Мост
Шрифт:
Удар пришёлся в шею, низко, у самого воротника шинели. Отворилась кровь. Солдат застонал, повалился на бок, бросая ружьё и зажимая рану. Тогда Мельким ударил его ножом, не примеряясь, куда-то в бок.
Потом с трудом разжал руки обмершего юнца и припал губами к ране на шее, потянул в рот, всасывая, тёплую, какую-то маслянистую, кровь. Она была солёно-сладкой и остро пахла жизнью.
Сделал глоток. Потянул ещё.
И тут же отвалился от человека, упал на колени, сгибаясь в три погибели, исходя бесплодными рвотными спазмами. Солдат задрыгал ногами,
Мельким обессиленно повалился рядом с ним, всем телом падая на ружьё, прижимая его к земле.
Оба замерли, не в силах сделать больше ни движения, только глядя друг другу в глаза, дрожа от холода.
— Уйди, а? — неуверенно произнёс солдат через несколько минут.
Мельким разумеется ничего не понял.
— Иш терек! — прошипел он. — Молчи!
— Я не буду стрелять, — продолжал солдат. — Уйди только.
— Ат кокор, ак мадал, перекке, — ответил Мельким, поднося к лицу солдата лезвие ножа. — Молчи, а то убью сейчас же.
Солдат испуганно покосился на подрагивающее в обессиленной руке остриё, закрыл глаза.
Мелькима мутило от вкуса крови во рту; желудок, вывернутый наизнанку бессильной рвотой, сжался в кулачок и подрагивал. В ослабевшее сознание из застилающего его бредового тумана проникали смутные страшные образы — духи гор, наверное, шутили свои невесёлые шутки.
Через несколько минут они оба, человек и гоблин, спали беспробудным сном.
Проснувшись, Мельким прямо возле своего лица увидел длинный бледный нос солдата. Во сне они, наверное, инстинктивно потянулись друг к другу, прижались, пытаясь хоть как-то согреться. Ныло лежащее на ружейном стволе плечо.
Занимался рассвет. Начавшийся ночью снег покрывал их тела слоем в палец толщиной. Потеплело. Вот-вот над вершиной Каратрога поднимется солнце.
Мельким прислушался к дыханию солдата — дышит ли. Солдат дышал. Жив. Рана на шее покрылась коркой запёкшейся крови.
Надо было подниматься и убивать его. Потом выбираться из ямы и идти резать всех живых, сколько успеешь и сможешь. Убьют самого, конечно. Но другого исхода позор Мелькима и не достоин — проспал, предался слабости, не сделал того, что должен был сделать. Теперь враги, сколько бы их ни было, пройдут мост, двинутся к коголу.

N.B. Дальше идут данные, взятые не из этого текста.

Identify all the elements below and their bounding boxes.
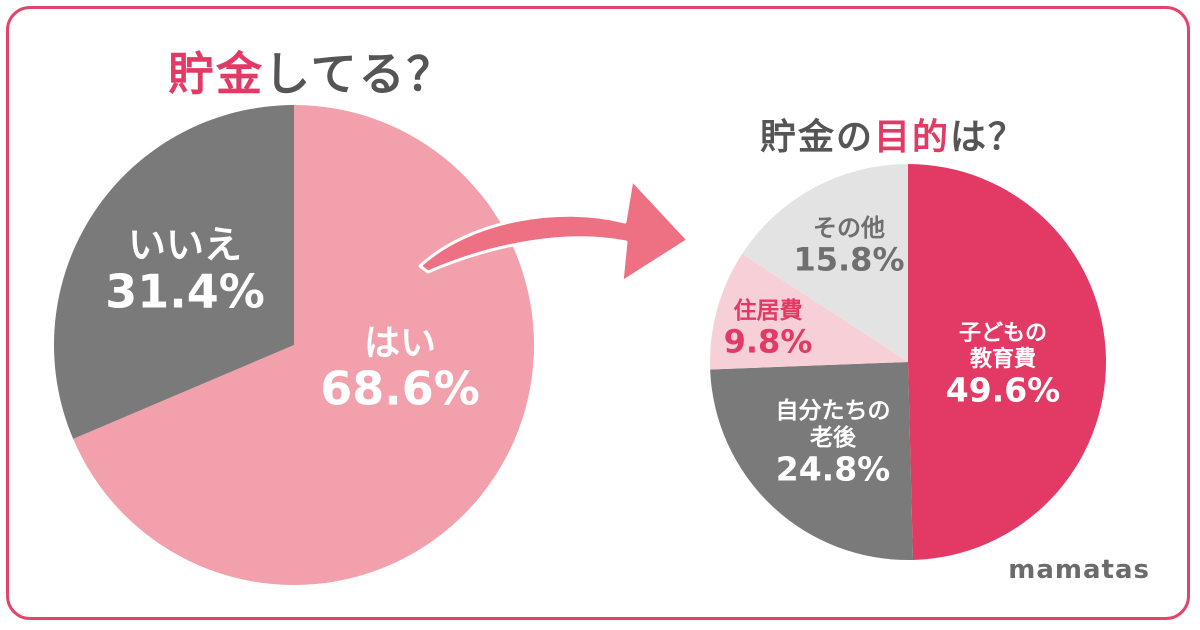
chart2-slice-3 [710,253,908,370]
brand-logo: mamatas [1008,555,1150,585]
chart1-slice-2 [53,105,294,439]
chart2-label-1: 子どもの教育費 49.6% [946,321,1061,410]
chart1-label-1: はい 68.6% [320,323,480,416]
chart2-label-2: 自分たちの老後 24.8% [776,397,891,489]
chart1-title-highlight: 貯金 [168,47,264,101]
chart2-title-highlight: 目的 [874,117,951,158]
chart2-label-3: 住居費 9.8% [724,297,813,361]
chart1-title: 貯金してる？ [168,38,455,104]
chart1-title-rest: してる？ [264,47,455,101]
chart2-title-end: は？ [950,117,1027,158]
chart2-title: 貯金の目的は？ [760,108,1026,160]
chart1-label-2: いいえ 31.4% [105,223,265,319]
chart2-title-start: 貯金の [760,117,875,158]
chart2-slice-4 [742,164,908,362]
chart2-slice-2 [710,362,913,561]
chart2-slice-1 [908,164,1107,560]
chart2-label-4: その他 15.8% [793,214,904,279]
arrow-icon [418,178,690,284]
card-frame [6,6,1190,620]
chart1-slice-1 [73,105,535,585]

— Мама… — услышал он возле самого уха слабый голос солдата.
Мама… У Мелькима мамы не было. Была, конечно, но он её не помнил. Её убили ороты. Такие же, как вот этот бледнолицый худой юнец.

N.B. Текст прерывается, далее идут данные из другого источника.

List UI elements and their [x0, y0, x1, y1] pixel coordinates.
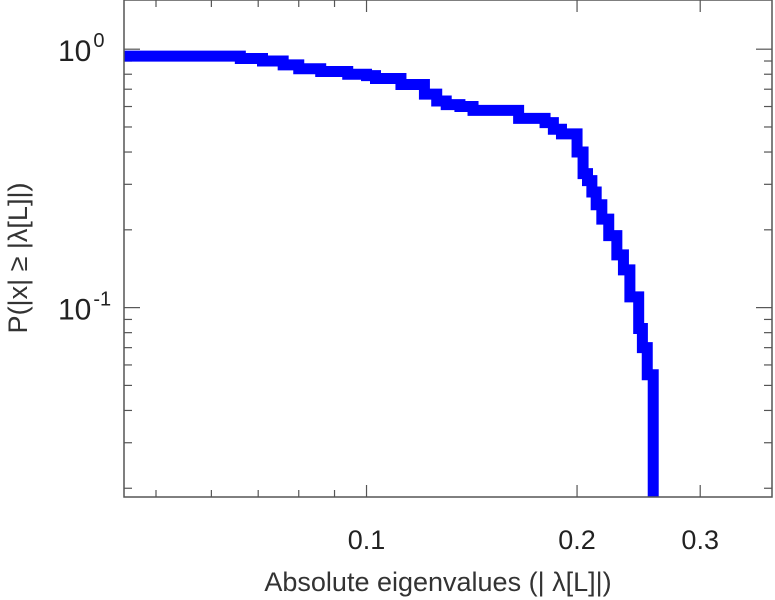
x-tick-label: 0.3 — [681, 525, 719, 555]
x-tick-label: 0.2 — [558, 525, 596, 555]
x-axis-title: Absolute eigenvalues (| λ[L]|) — [264, 567, 611, 597]
y-tick-label: 10 0 — [58, 30, 105, 68]
axis-ticks — [124, 0, 772, 497]
x-tick-label: 0.1 — [348, 525, 386, 555]
plot-frame — [123, 0, 773, 498]
x-tick-labels: 0.1 0.2 0.3 — [348, 525, 719, 555]
y-axis-title: P(|x| ≥ |λ[L]|) — [3, 183, 33, 334]
ccdf-series-line — [124, 50, 659, 497]
y-tick-label: 10 -1 — [58, 289, 111, 327]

Странно, эти монстры зовут маму точно так же, как и они, настоящие еннек, настоящие гоблины. Или, может, это слово значит в их гнусавом языке что-нибудь другое? Но что другое может означать «мама»?
Солдат открыл глаза.
— Най су терте? Э терте мама? — спросил Мельким. Кого, дескать ты звал? Маму, что ли?
— А? — солдат не отстранился, не отодвинулся, позволив себе ещё несколько мгновений благословенного тепла рядом с чужим телом, под слоем снега.
— Мама, — произнёс он. — Мне снилась мама.
И улыбнулся слабо. И тут же заплакал беззвучно — только слёзы покатились из глаз.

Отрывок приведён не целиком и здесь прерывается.